The Miriam Foundation, however, begged to differ and filed a “Provisional and Interlocutory Injunction and Introductory Motion for a Permanent Injunction,” in response to which Cookie filed a “Contestation to the Motion.”
Cookie has been practicing law through Lazarus, Charbonneau ever since the late sixties and has served as the legal representatives of several prominent interacting gambling companies. He specializes in gambling laws related to gambling jurisdictions such as Cyprus, Malta, Kahnawake, Antigua, and the Isle of Man.
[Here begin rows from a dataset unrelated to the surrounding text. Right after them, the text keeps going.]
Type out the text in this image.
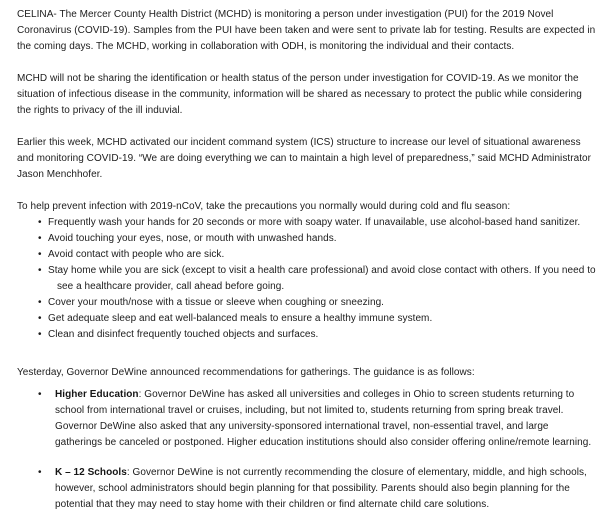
CELINA- The Mercer County Health District (MCHD) is monitoring a person under investigation (PUI) for the 2019 Novel Coronavirus (COVID-19). Samples from the PUI have been taken and were sent to private lab for testing. Results are expected in the coming days. The MCHD, working in collaboration with ODH, is monitoring the individual and their contacts.

MCHD will not be sharing the identification or health status of the person under investigation for COVID-19. As we monitor the situation of infectious disease in the community, information will be shared as necessary to protect the public while considering the rights to privacy of the ill induvial.

Earlier this week, MCHD activated our incident command system (ICS) structure to increase our level of situational awareness and monitoring COVID-19. “We are doing everything we can to maintain a high level of preparedness,” said MCHD Administrator Jason Menchhofer.

To help prevent infection with 2019-nCoV, take the precautions you normally would during cold and flu season:

• Frequently wash your hands for 20 seconds or more with soapy water. If unavailable, use alcohol-based hand sanitizer.
• Avoid touching your eyes, nose, or mouth with unwashed hands.
• Avoid contact with people who are sick.
• Stay home while you are sick (except to visit a health care professional) and avoid close contact with others. If you need to see a healthcare provider, call ahead before going.
• Cover your mouth/nose with a tissue or sleeve when coughing or sneezing.
• Get adequate sleep and eat well-balanced meals to ensure a healthy immune system.
• Clean and disinfect frequently touched objects and surfaces.

Yesterday, Governor DeWine announced recommendations for gatherings. The guidance is as follows:

• Higher Education: Governor DeWine has asked all universities and colleges in Ohio to screen students returning to school from international travel or cruises, including, but not limited to, students returning from spring break travel. Governor DeWine also asked that any university-sponsored international travel, non-essential travel, and large gatherings be canceled or postponed. Higher education institutions should also consider offering online/remote learning.
• K – 12 Schools: Governor DeWine is not currently recommending the closure of elementary, middle, and high schools, however, school administrators should begin planning for that possibility. Parents should also begin planning for the potential that they may need to stay home with their children or find alternate child care solutions.
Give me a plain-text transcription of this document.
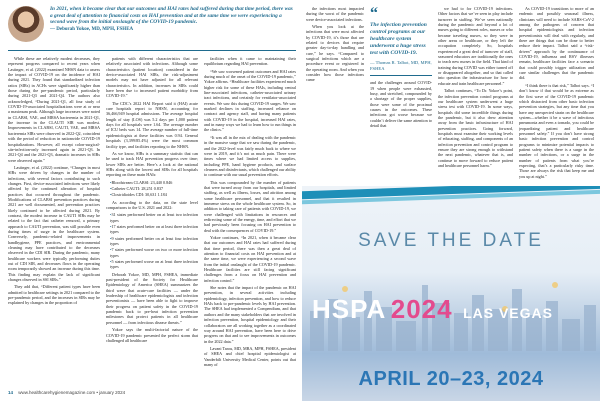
In 2021, when it became clear that our outcomes and HAI rates had suffered during that time period, there was a great deal of attention to financial costs on HAI prevention and at the same time we were experiencing a second wave from the initial onslaught of the COVID-19 pandemic.
— Deborah Yokoe, MD, MPH, FSHEA

While these are relatively modest decreases, they represent progress compared to recent years when Lastinger, et al. (2022) examined NHSN data to assess the impact of COVID-19 on the incidence of HAI during 2021. They found that standardized infection ratios (SIRs) in ACHs were significantly higher than those during the pre-pandemic period, particularly during 2021-Q3 and 2021-Q4. The authors also acknowledged, “During 2021-Q1, all four study of COVID-19-associated hospitalizations were at or near a maximum peak. Although large increases were noted in CLABSI, VAE, and MRSA bacteremia in 2021-Q1, the increase in the CLAUTI SIR was modest. Improvements in CLABSI, CAUTI, VAE, and MRSA bacteremia SIRs were observed in 2022-Q2, coincident with the period of reduction in nationwide COVID-19 hospitalizations. However, all except colon-surgical-site-infection-only increased again in 2021-Q3. In 2021-Q4 and the 2021-Q3, dramatic increases in SIRs were observed again.”

Lastinger, et al. (2022) continue, “Changes in most SIRs were driven by changes in the number of infections, with several factors contributing to such changes. First, device-associated infections were likely affected by the continued alteration of hospital practices that occurred throughout the pandemic. Modifications of CLABSI prevention practices during 2021 are well documented, and prevention practices likely continued to be affected during 2021. By contrast, the modest increase in CAUTI SIRs may be related to the fact that catheter removal, a primary approach to CAUTI prevention, was still possible even during times of surge in the healthcare system. Conversely, pandemic-related improvements in handhygiene, PPE practices, and environmental cleaning may have contributed to the decreases observed in the CDI SIR. During the pandemic, many healthcare workers were typically performing duties out of CDI SIR, and decreases flows in the operating room temporarily showed an increase during this time. This finding may explain the lack of significant changes observed in SSI SIRs.”

They add that, “Different patient types have been admitted to healthcare settings in 2021 compared to the pre-pandemic period, and the increases in SIRs may be explained by changes in the proportion of

patients with different characteristics that are relatively associated with infections. Although some characteristics (patient location) considered in the device-associated HAI SIRs, the risk-adjustment models may not have adjusted for all relevant characteristics. In addition, increases in SIRs could have been due to increased patient morbidity from COVID-19.”

The CDC’s 2022 HAI Report said it (HAI) acute care hospitals report to NHSN, accounting for 36,466,949 hospital admissions. The average hospital length of stay (LOS) was 5.2 days per 1,000 patient days for all hospitals were 1.64. The average number of ICU beds was 14. The average number of full-time epidemiologists at these facilities was 0.94. General hospitals (3,399/85.4%) were the most common facility type, and facilities reporting to the NHSN.

As we know, SIRs is a summary statistic that can be used to track HAI prevention progress over time; lower SIRs are better. Here’s a look at the national SIRs along with the lowest and SIRs for all hospitals reporting on these main HAIs:

• Bloodstream CLABSI: 23,440 0.846
• Catheter CAUTI: 28,251 0.837
• Clostridioides CDI: 30,631 1.184

As according to the data, on the state level comparisons to the U.S. 2021 and 2022:

• 31 states performed better on at least two infection types
• 17 states performed better on at least three infection types
• 9 states performed better on at least four infection types
• 7 states performed worse on two or more infection types
• 5 states performed worse on at least three infection types

Deborah Yokoe, MD, MPH, FSHEA, immediate past-president of the Society for Healthcare Epidemiology of America (SHEA) summarizes the third wave that acute-care facilities — under the leadership of healthcare epidemiologists and infection preventionists — have been able to fight to improve their progress on patient safety in the COVID-19 pandemic back to pre-heat infection prevention milestones that protect patients in all healthcare personnel — from infectious disease threats.”

Yokoe says the multi-factorial nature of the COVID-19 pandemic presented the perfect storm that challenged all healthcare

facilities when it came to maintaining their equilibrium regarding HAI prevention.

“We saw worsened patient outcomes and HAI rates during much of the onset of the COVID-19 pandemic,” Yokoe affirms. “Healthcare facilities experienced much higher risk for some of these HAIs, including central line-associated infections, catheter-associated urinary tract infections, and certainly for ventilator-associated events. We saw this during COVID-19 surges. We saw marked declines in staffing, increased reliance on contract and agency staff, and having many patients with COVID-19 in the hospital, increased HAI rates, and in many ways we had to learn how to run things in the clinics.”

“It was all in the mix of dealing with the pandemic in the massive surge that we saw during the pandemic, and the 2022-level was fairly much back to where we were in 2019, and it’s not as much pain. There were times where we had limited access to supplies, including PPE, hand hygiene products, and surface cleaners and disinfectants, which challenged our ability to continue with our usual prevention efforts.

This was compounded by the number of patients that were turned away from our hospitals, and limited staffing, as well as illness, losses, and attrition among some healthcare personnel, and that it resulted in immense stress on the whole healthcare system. So, in addition to taking care of patients with COVID-19, we were challenged with limitations in resources and redirecting some of the energy, time, and effort that we had previously been focusing on HAI prevention to deal with the consequences of COVID-19.”

Yokoe continues, “In 2021, when it became clear that our outcomes and HAI rates had suffered during that time period, there was then a great deal of attention to financial costs on HAI prevention and at the same time, we were experiencing a second wave from the initial onslaught of the COVID-19 pandemic. Healthcare facilities are still facing significant challenges from a focus on HAI prevention and infection control.”

She notes that the impact of the pandemic on HAI prevention, in several activities including epidemiology, infection prevention, and how to reduce HAIs back to pre-pandemic levels by HAI prevention. The SHEA had implemented a Compendium, and that authors and the many stakeholders that are involved in infection prevention, hospital epidemiology and their collaborators are all working together as a coordinated way around HAI prevention, have been here to drive progress on that and to see improvements in outcomes in the 2022 data.”

Lavani Tarou, MD, MBA, MPH, FSHEA, president of SHEA and chief hospital epidemiologist at Vanderbilt University Medical Center, points out that many of

14 www.healthcarehygienemagazine.com • january 2024

the infections most impacted during the worst of the pandemic were device-associated infections.

When you look at the infections that were most affected by COVID-19, it’s those that are related to devices that require greater day-to-day handling and care,” he says. “Compared to surgical infections which are a procedure event or registered in the operating room. And when you consider how those infections came

“
The infection prevention control programs at our healthcare system underwent a huge stress test with COVID-19.
— Thomas R. Talbot, MD, MPH, FSHEA
and the challenges around COVID-19 when people were exhausted, busy, and stretched, compounded by a shortage of the proper supplies, those were some of the proximal causes in the outcomes. These infections got worse because we couldn’t deliver the same attention to detail that

we had to for COVID-19 infections. Other factors that we’ve seen in play include turnover in staffing. We’ve seen nationally during the pandemic and beyond a lot of nurses going to different roles, nurses or who became traveling nurses, so they were in other areas or healthcare, or they left the occupation completely. So, hospitals experienced a great deal of turnover of staff, seasoned educators are traditionally the ones to teach new nurses in the field. That kind of training during COVID was either turned off or disappeared altogether, and so that called into question the infrastructure for how to educate and train healthcare personnel.”

Talbot continues, “To Dr. Yokoe’s point, the infection prevention control programs at our healthcare system underwent a huge stress test with COVID-19. In some ways, hospitals did some incredible things during the pandemic, but it also drew attention away from the basic infrastructure of HAI prevention practices. Going forward, hospitals must examine their working levels of educating, staffing, and components of an infection prevention and control program to ensure they are strong enough to withstand the next pandemic, whatever that is, and continue to move forward to reduce patient and healthcare personnel harm.”

As COVID-19 transitions to more of an endemic and possibly seasonal illness, clinicians will need to include SARS-CoV-2 among the pathogens of concern that hospital epidemiologists and infection preventionists will deal with regularly, and there are things that can be done to better reduce their impact. Talbot said a “risk-driven” approach by the continuance of COVID-19, influenza and RSV illnesses remain, healthcare facilities face a scenario that could possibly trigger utilization and care similar challenges that the pandemic did.

“I think there is that risk,” Talbot says. “I don’t know if that would be as extreme as the first wave of the COVID-19 pandemic which distracted from other basic infection prevention strategies, but any time that you have any unexpected strain on the healthcare system—whether it be a wave of infectious pneumonia and even a tornado, you could be jeopardizing patient and healthcare personnel safety.” If you don’t have strong basic infection prevention and control programs to minimize potential impacts to patient safety when there is a surge in the number of infections, or a surge in the number of patients from what you’re expecting, that’s a particularly risky time. Those are always the risk that keep me and you up at night.”

SAVE THE DATE
HSPA 2024 LAS VEGAS
APRIL 20–23, 2024
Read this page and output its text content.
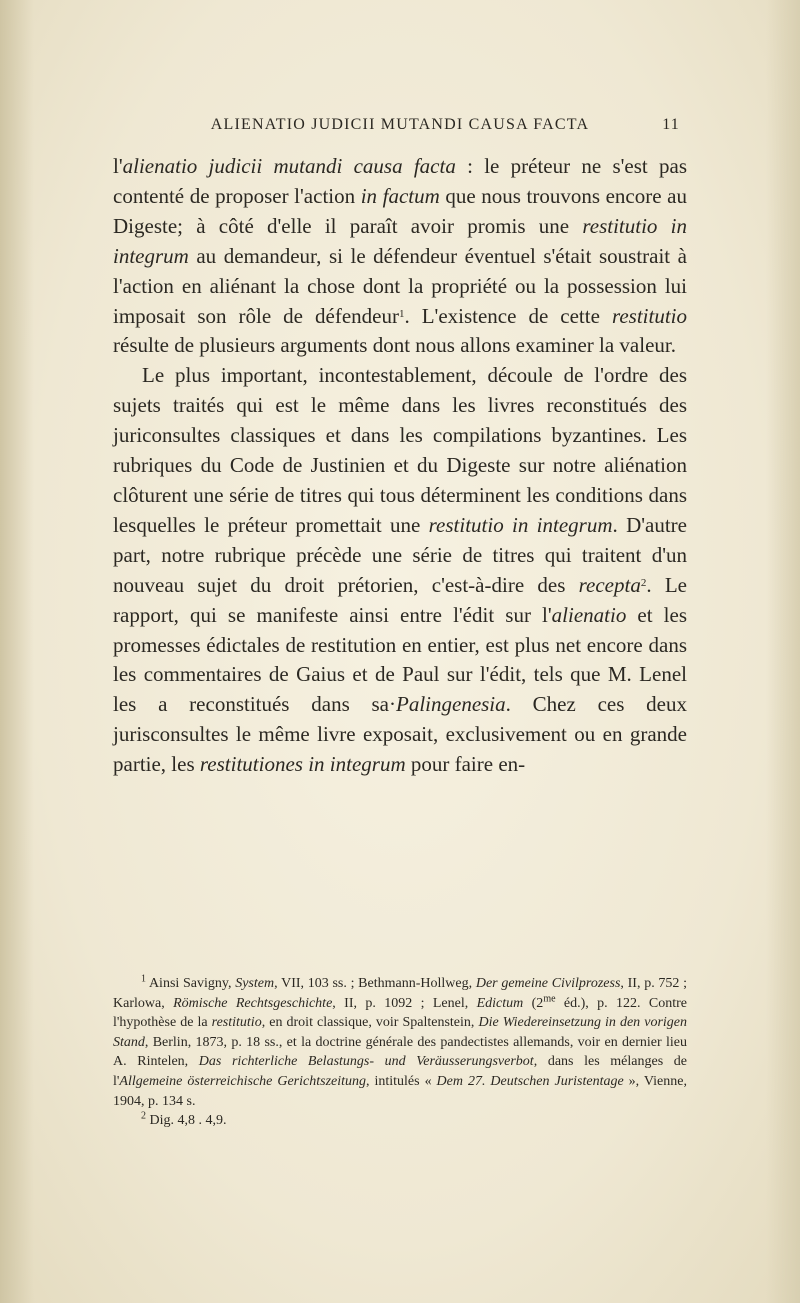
ALIENATIO JUDICII MUTANDI CAUSA FACTA	11

l'alienatio judicii mutandi causa facta : le préteur ne s'est pas contenté de proposer l'action in factum que nous trouvons encore au Digeste; à côté d'elle il paraît avoir promis une restitutio in integrum au demandeur, si le défendeur éventuel s'était soustrait à l'action en aliénant la chose dont la propriété ou la possession lui imposait son rôle de défendeur$^1$. L'existence de cette restitutio résulte de plusieurs arguments dont nous allons examiner la valeur.

Le plus important, incontestablement, découle de l'ordre des sujets traités qui est le même dans les livres reconstitués des juriconsultes classiques et dans les compilations byzantines. Les rubriques du Code de Justinien et du Digeste sur notre aliénation clôturent une série de titres qui tous déterminent les conditions dans lesquelles le préteur promettait une restitutio in integrum. D'autre part, notre rubrique précède une série de titres qui traitent d'un nouveau sujet du droit prétorien, c'est-à-dire des recepta$^2$. Le rapport, qui se manifeste ainsi entre l'édit sur l'alienatio et les promesses édictales de restitution en entier, est plus net encore dans les commentaires de Gaius et de Paul sur l'édit, tels que M. Lenel les a reconstitués dans sa·Palingenesia. Chez ces deux jurisconsultes le même livre exposait, exclusivement ou en grande partie, les restitutiones in integrum pour faire en-

$^1$ Ainsi Savigny, System, VII, 103 ss. ; Bethmann-Hollweg, Der gemeine Civilprozess, II, p. 752 ; Karlowa, Römische Rechtsgeschichte, II, p. 1092 ; Lenel, Edictum ($2^{me}$ éd.), p. 122. Contre l'hypothèse de la restitutio, en droit classique, voir Spaltenstein, Die Wiedereinsetzung in den vorigen Stand, Berlin, 1873, p. 18 ss., et la doctrine générale des pandectistes allemands, voir en dernier lieu A. Rintelen, Das richterliche Belastungs- und Veräusserungsverbot, dans les mélanges de l'Allgemeine österreichische Gerichtszeitung, intitulés « Dem 27. Deutschen Juristentage », Vienne, 1904, p. 134 s.

$^2$ Dig. 4,8 . 4,9.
Cookie also played a major role in bringing about a sponsorship agreement between Full Tilt Poker and Miriam Foundation.
In a recent interview with Poker News, Cookie admitted that Miriam Foundation does great work and that he will never dispute that fact; however, he objects to the foundation’s move in taking an injunction against him irrespective of the fact that he had helped raise millions of dollars for them for the past six years.
Stating that he was absolutely unaware that the foundation will file a case against him, he said that he had absolutely no intention to use the moniker Montreal Open and doesn’t even wish to do so in future as the Montreal Open winners have not been paid.
He also said that Miriam Foundation wrongly feels that the winners are associated with Full Tilt Poker; on the other hand, the winners are definitely linked to Miriam Foundation, which signed a sponsorship contract with Full Tilt Poker, according to which the online poker room would sponsor the event and pay the winners. If Full Tilt Poker does not pay up, Miriam Foundation is obliged to pay the winners.
Stating that Miriam Foundation received all the funds generated by the charity poker tournament in the form of entry fees, rebuys, and sponsorship funds, he said that the foundation never published the accounts although he feels that it has received over $800k. While Cookie has not expressed interest in suing the foundation on behalf of the Montreal Open winners, he has definitely advised them to see a lawyer.